What am I? It depends who you ask, but I have a sheaf of business cards, conference badges and lanyards, online profiles and official documents that seek to answer that question. I’m a UK citizen. A medical journalist. A WordPress blogger, a would-be novelist, a wife, a BMJ member of staff, member of Canoe England, Friend of Dulwich Picture Gallery, NHS patient, daughter, constituent.
At the weekend I went to my first TEDx conference, where my friend Yang-May Ooi (novelist, story-teller, inspiration) was speaking. The lanyard hanging around my neck gave my name, and suggested I finish a sentence that began: ‘Talk to me about…’. As the theme of the conference was ‘Un-labelled’, this was a crafty way of allowing me to define myself for the day. Like a twit, I put ‘books and writing’, which meant a lot of explaining that no, I hadn’t finished the book yet, but I would one day. Yang-May put ‘your first love’, which I suspect started some more interesting conversations.
The theme asked us to think about which labels hold us back, and which we use to dismiss people or think that their lives are unimportant to us. There were some fascinating correlations. For example, I’d never heard anyone explicitly compare female genital mutilation (which we tend to label an African problem) to the breast enlargement cosmetic surgery promoted to young women in the UK. Yet as FGM campaigner Leyla Hussain said, these are both cases of girls being told that their natural bodies are not good enough, and being subjected to surgery to ‘correct’ them.
Baillie Aaron challenged us to think about our blanket dismissal of ex-offenders from the job market. Discrimination on grounds of criminal record is something I’d not really thought about before. As she asked, do we really think ‘once a thief, always a thief’? And if so, what possible future can young ex-offenders have on their release from prison? Her charity Spark Inside is trying to help them find one. But maybe we should all think again about that particular label.
One label that women shrank away from in recent decades was that of feminist. ‘It depends what you mean by feminism,’ people used to quaver, or ‘I wouldn’t call myself a feminist, but…’. The image attached to the label by some was that feminists were angry, ugly, aggressive misfits – the term became an insult, instead of a badge of pride. It took courage to shrug and say, actually, yes, I’m a feminist. This is what I believe.
I was relieved that there was little debate about this particular label on the day. The room was full of women and men of different ages and ethnicities, gathered to talk about equality and freedom for women all over the world. Many of us were happy to call ourselves feminist, but that didn’t seem terrifically important. It certainly wasn’t worth arguing about, when there was so much else to debate.

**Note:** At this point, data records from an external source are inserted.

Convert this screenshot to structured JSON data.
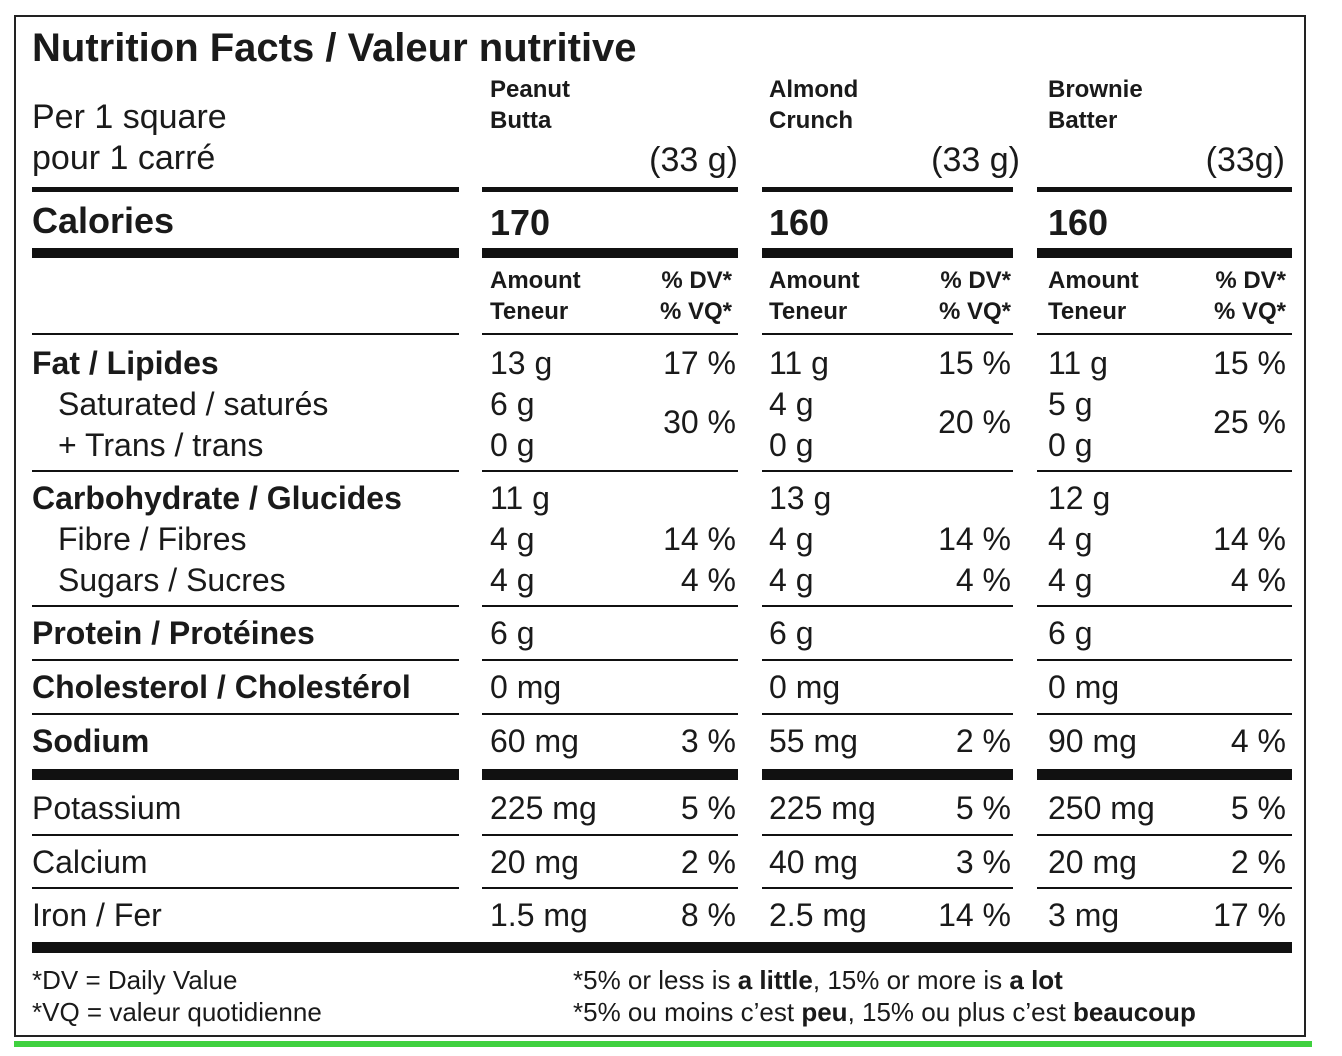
{
  "title": "Nutrition Facts / Valeur nutritive",
  "serving": {
    "en": "Per 1 square",
    "fr": "pour 1 carré"
  },
  "products": [
    {
      "name_line1": "Peanut",
      "name_line2": "Butta",
      "weight": "(33 g)",
      "calories": "170",
      "fat": "13 g",
      "fat_dv": "17 %",
      "saturated": "6 g",
      "trans": "0 g",
      "sat_trans_dv": "30 %",
      "carb": "11 g",
      "fibre": "4 g",
      "fibre_dv": "14 %",
      "sugars": "4 g",
      "sugars_dv": "4 %",
      "protein": "6 g",
      "cholesterol": "0 mg",
      "sodium": "60 mg",
      "sodium_dv": "3 %",
      "potassium": "225 mg",
      "potassium_dv": "5 %",
      "calcium": "20 mg",
      "calcium_dv": "2 %",
      "iron": "1.5 mg",
      "iron_dv": "8 %"
    },
    {
      "name_line1": "Almond",
      "name_line2": "Crunch",
      "weight": "(33 g)",
      "calories": "160",
      "fat": "11 g",
      "fat_dv": "15 %",
      "saturated": "4 g",
      "trans": "0 g",
      "sat_trans_dv": "20 %",
      "carb": "13 g",
      "fibre": "4 g",
      "fibre_dv": "14 %",
      "sugars": "4 g",
      "sugars_dv": "4 %",
      "protein": "6 g",
      "cholesterol": "0 mg",
      "sodium": "55 mg",
      "sodium_dv": "2 %",
      "potassium": "225 mg",
      "potassium_dv": "5 %",
      "calcium": "40 mg",
      "calcium_dv": "3 %",
      "iron": "2.5 mg",
      "iron_dv": "14 %"
    },
    {
      "name_line1": "Brownie",
      "name_line2": "Batter",
      "weight": "(33g)",
      "calories": "160",
      "fat": "11 g",
      "fat_dv": "15 %",
      "saturated": "5 g",
      "trans": "0 g",
      "sat_trans_dv": "25 %",
      "carb": "12 g",
      "fibre": "4 g",
      "fibre_dv": "14 %",
      "sugars": "4 g",
      "sugars_dv": "4 %",
      "protein": "6 g",
      "cholesterol": "0 mg",
      "sodium": "90 mg",
      "sodium_dv": "4 %",
      "potassium": "250 mg",
      "potassium_dv": "5 %",
      "calcium": "20 mg",
      "calcium_dv": "2 %",
      "iron": "3 mg",
      "iron_dv": "17 %"
    }
  ],
  "subheader": {
    "amount": "Amount",
    "teneur": "Teneur",
    "dv": "% DV*",
    "vq": "% VQ*"
  },
  "labels": {
    "calories": "Calories",
    "fat": "Fat / Lipides",
    "saturated": "Saturated / saturés",
    "trans": "+ Trans / trans",
    "carb": "Carbohydrate / Glucides",
    "fibre": "Fibre / Fibres",
    "sugars": "Sugars / Sucres",
    "protein": "Protein / Protéines",
    "cholesterol": "Cholesterol / Cholestérol",
    "sodium": "Sodium",
    "potassium": "Potassium",
    "calcium": "Calcium",
    "iron": "Iron / Fer"
  },
  "footnote": {
    "dv": "*DV = Daily Value",
    "vq": "*VQ = valeur quotidienne",
    "en_1": "*5% or less is ",
    "en_2": "a little",
    "en_3": ", 15% or more is ",
    "en_4": "a lot",
    "fr_1": "*5% ou moins c’est ",
    "fr_2": "peu",
    "fr_3": ", 15% ou plus c’est ",
    "fr_4": "beaucoup"
  }
}
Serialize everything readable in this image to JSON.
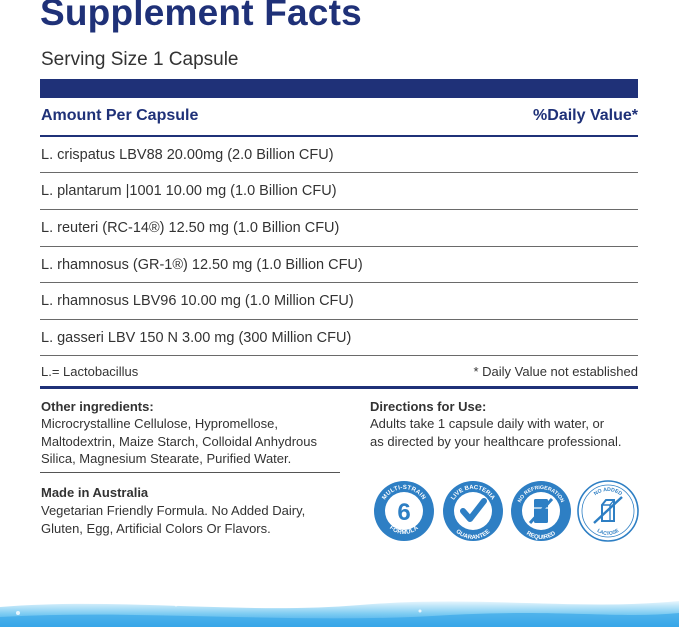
{
  "title": "Supplement Facts",
  "serving": "Serving Size 1 Capsule",
  "header": {
    "amount": "Amount Per Capsule",
    "dv": "%Daily Value*"
  },
  "rows": [
    "L. crispatus LBV88 20.00mg (2.0 Billion CFU)",
    "L. plantarum |1001 10.00 mg (1.0 Billion CFU)",
    "L. reuteri (RC-14®)  12.50 mg (1.0 Billion CFU)",
    "L. rhamnosus (GR-1®) 12.50 mg (1.0 Billion CFU)",
    "L. rhamnosus LBV96 10.00 mg (1.0 Million CFU)",
    "L. gasseri LBV 150 N 3.00 mg (300 Million CFU)"
  ],
  "footnote": {
    "abbrev": "L.= Lactobacillus",
    "dv_note": "* Daily Value not established"
  },
  "other_ingredients": {
    "heading": "Other ingredients:",
    "lines": [
      "Microcrystalline Cellulose, Hypromellose,",
      "Maltodextrin, Maize Starch, Colloidal Anhydrous",
      "Silica, Magnesium Stearate, Purified Water."
    ]
  },
  "directions": {
    "heading": "Directions for Use:",
    "lines": [
      "Adults take 1 capsule daily with water, or",
      "as directed by your healthcare professional."
    ]
  },
  "made_in": {
    "heading": "Made in Australia",
    "lines": [
      "Vegetarian Friendly Formula. No Added Dairy,",
      "Gluten, Egg, Artificial Colors Or Flavors."
    ]
  },
  "badges": {
    "multi_strain": {
      "top": "MULTI-STRAIN",
      "number": "6",
      "bottom": "FORMULA"
    },
    "live_bacteria": {
      "top": "LIVE BACTERIA",
      "bottom": "GUARANTEE"
    },
    "no_refrigeration": {
      "top": "NO REFRIGERATION",
      "bottom": "REQUIRED"
    },
    "no_lactose": {
      "top": "NO ADDED",
      "bottom": "LACTOSE"
    }
  },
  "colors": {
    "navy": "#1f3178",
    "badge_blue": "#2e7fc4",
    "wave_blue": "#3aa8e8"
  }
}
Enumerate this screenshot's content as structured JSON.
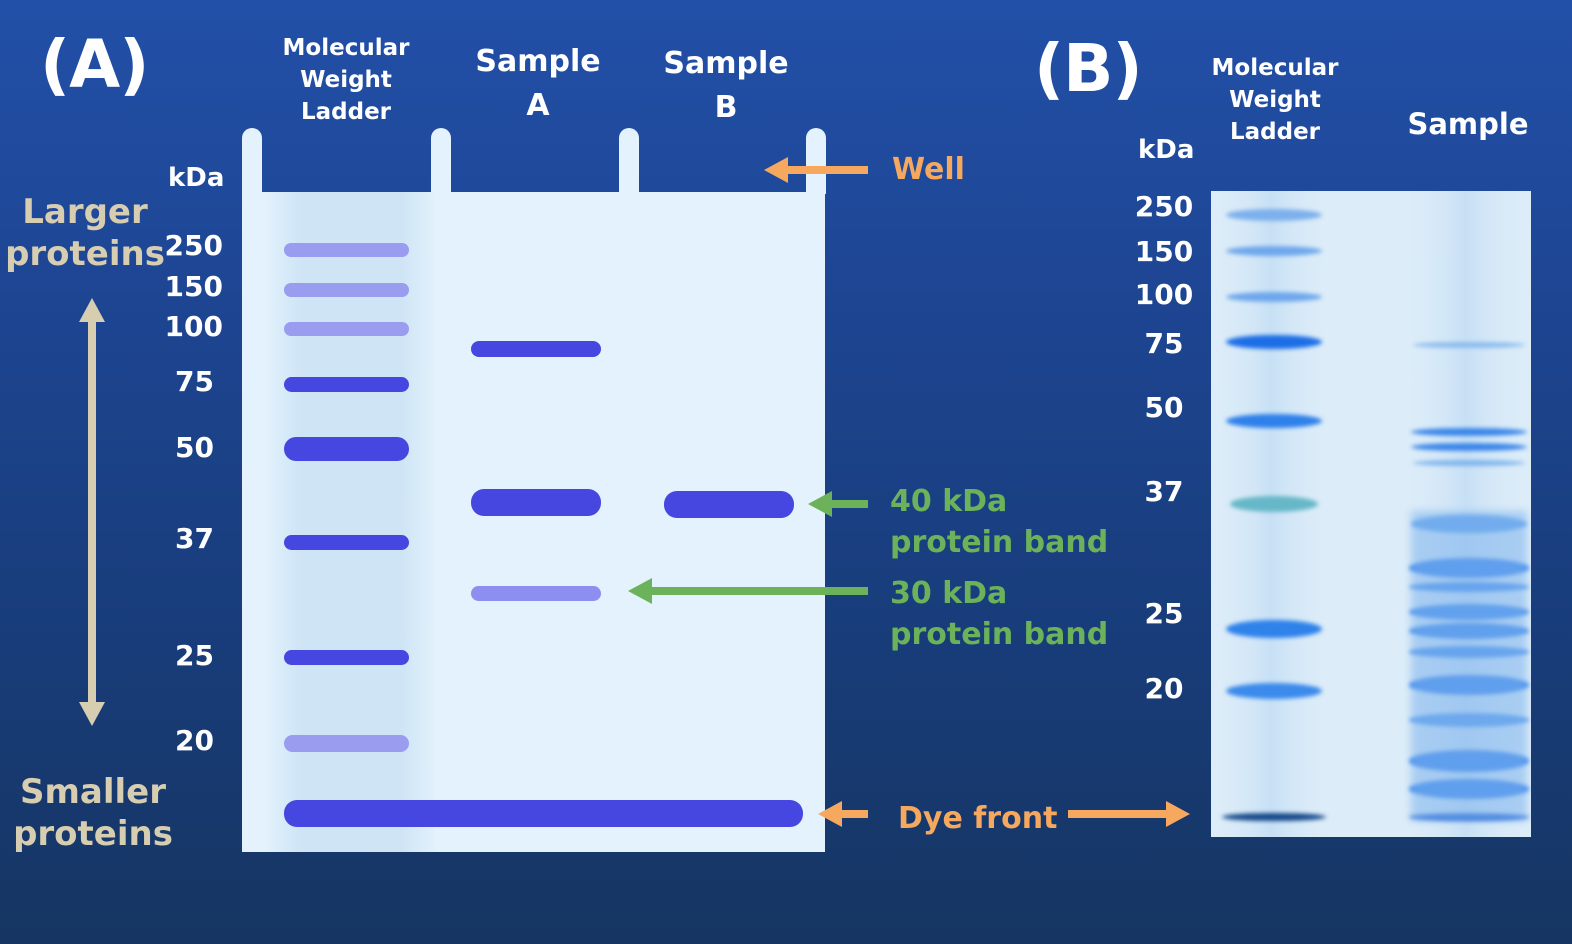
{
  "panel_a": {
    "label": "(A)",
    "ladder_header": [
      "Molecular",
      "Weight",
      "Ladder"
    ],
    "sample_a_header": [
      "Sample",
      "A"
    ],
    "sample_b_header": [
      "Sample",
      "B"
    ],
    "unit": "kDa",
    "markers": [
      "250",
      "150",
      "100",
      "75",
      "50",
      "37",
      "25",
      "20"
    ],
    "larger_label": [
      "Larger",
      "proteins"
    ],
    "smaller_label": [
      "Smaller",
      "proteins"
    ],
    "well_label": "Well",
    "band_40_label": [
      "40 kDa",
      "protein band"
    ],
    "band_30_label": [
      "30 kDa",
      "protein band"
    ],
    "dye_front_label": "Dye front"
  },
  "panel_b": {
    "label": "(B)",
    "ladder_header": [
      "Molecular",
      "Weight",
      "Ladder"
    ],
    "sample_header": "Sample",
    "unit": "kDa",
    "markers": [
      "250",
      "150",
      "100",
      "75",
      "50",
      "37",
      "25",
      "20"
    ]
  },
  "colors": {
    "background": "#1d4490",
    "gel": "#e3f2fc",
    "band_strong": "#4646e0",
    "band_faint": "#8c8ef0",
    "arrow_orange": "#f5a85e",
    "arrow_green": "#6cb25a",
    "axis_arrow": "#d7cdb0"
  }
}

Getting away from the labels brought an electrifying moment at the end of the day. Yang-May held the audience spell-bound with a poignant, funny story about how fear of being labelled for her sexuality caused the loss of her first love – and almost cost her much more. But she’s a courageous woman, and she broke through her fear. Describing her first kiss with a woman, she explained how she finally thought ‘F*** the labels!’ The room broke into spontaneous cheering, and at the end we all rose to our feet to repeat the phrase, as a joyous shout of rebellion.
So do we need labels at all? ‘What am I?’ provides a useful short-hand, a quick answer to a question at a party or an introduction to a new colleague. But it’s no way to encapsulate your identity in the cold dark reaches of the night. Who am I? Now that’s a more complicated question.